Shack: How significant are differences between the DX9 and DX10 versions of the game? Are there any actual gameplay distinctions?
Cevat Yerli: For single-player the difference is only in visual quality, there are no gameplay differences. Visually the imagery has more depth though 3D post processing, looks more cinematic through motion blur systems interacting and surfaces are more crisper in detail and 3D. The lighting and post processing goes through an extended next-generation HDR rendering system.
In multiplayer when you qualify for very-high settings, that is high-end DX10, you will experience tangible gameplay improvements that actually make tactical difference and lets you feel like you play single player in terms of cinematic experience.
Shack: Generally, successful multiplayer is fairly low-req in order to allow for the largest possible userbase. How do you feel about the prospects for your multiplayer mode in the face of the numerous heavy hitters releasing this fall?
Cevat Yerli: We see multiplayer in two extremes. One is the low, medium, high version that scales games low and high in regards to your PC spec, offering you a certain fixed gameplay. We try to be as good as we can there without losing the low-spec gamers.

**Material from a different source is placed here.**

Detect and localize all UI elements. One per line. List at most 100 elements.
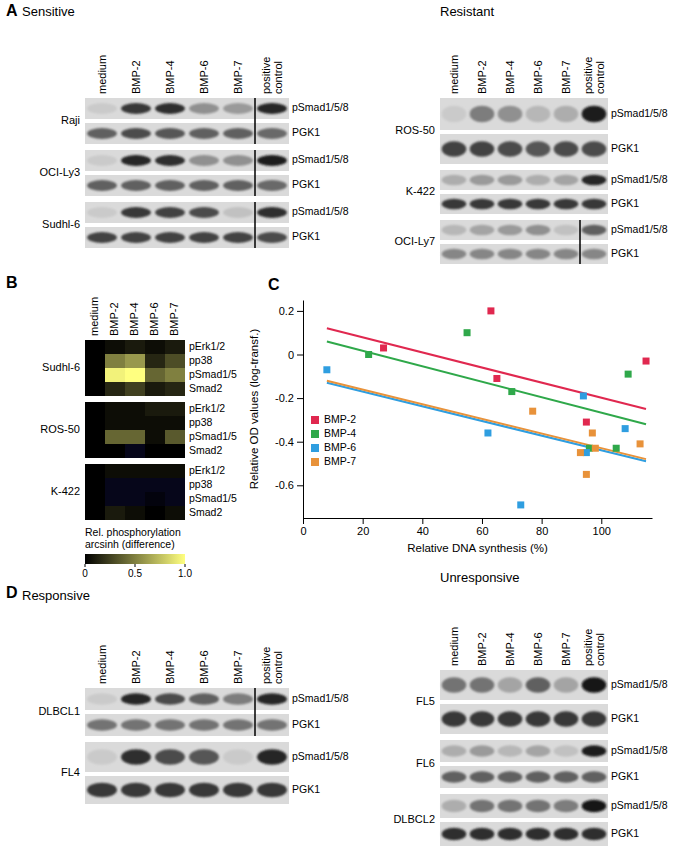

But with very-high you will need high-end DX10 to qualify for an experience that is essentially the future of multiplayer games, but now. This means you will also get gameplay experience that pushes options, emergent gameplay through more advanced simulations and graphics that define and impact gameplay. Examples of this are breakable geometries, soft-vegetation that interacts with characters, battledust that is synchronized across users to change the atmospherics, day-night cycles that can change tactics completely as you play.